Your brand feels tired. Maybe it hasn't kept up with how the business has grown, or it just doesn't look the way you want to be seen anymore. The instinct is to “blow it all up” — but that's not always the right call, and it's rarely the cheapest one.
Before you spend a budget, it's worth understanding the difference between a refresh and a rebrand. They solve different problems.
Refresh vs. rebrand: what's the difference?
A refresh keeps your brand's core identity and modernises its expression. A rebrand changes the identity itself — often the name, positioning and meaning, not just the look.
- A refresh typically updates the logo, colours, typography and assets while keeping you recognisable.
- A rebrand rethinks the strategy: who you are, who you serve and how you're positioned — then rebuilds the identity around it.

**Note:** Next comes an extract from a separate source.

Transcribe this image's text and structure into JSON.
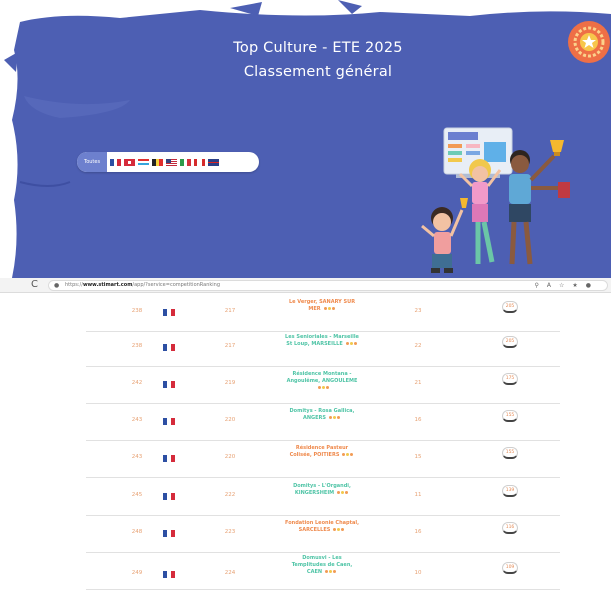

Signs you only need a refresh
- Your strategy and audience haven't changed — it just looks dated.
- Your logo doesn't work well on mobile or in small sizes.
- Your visuals are inconsistent across channels.
- You still believe in the name and what it stands for.
Signs you need a full rebrand
- The business has fundamentally changed — new offer, new market, new audience.
- The name no longer fits or causes confusion.
- You're merging, pivoting or shedding old baggage.
- You blend in with competitors and have no clear position.
How to decide — and avoid an expensive mistake
Start with strategy, not Pinterest. If the problem is perception (“we look dated”), a refresh usually wins. If the problem is meaning (“people don't understand who we are”), that's a rebrand. Rebranding for cosmetic reasons throws away hard-won recognition; refreshing when you needed a rebrand just postpones the real work.
Will a rebrand hurt my SEO?+
It can if it's handled carelessly. A domain change, URL changes or losing old pages all risk rankings — but with proper 301 redirects, a migration plan and preserved content, a rebrand can be done with minimal SEO impact.
How long does a rebrand take?+
A refresh can take 2–4 weeks. A full rebrand with strategy, identity and rollout usually runs 6–10 weeks depending on scope.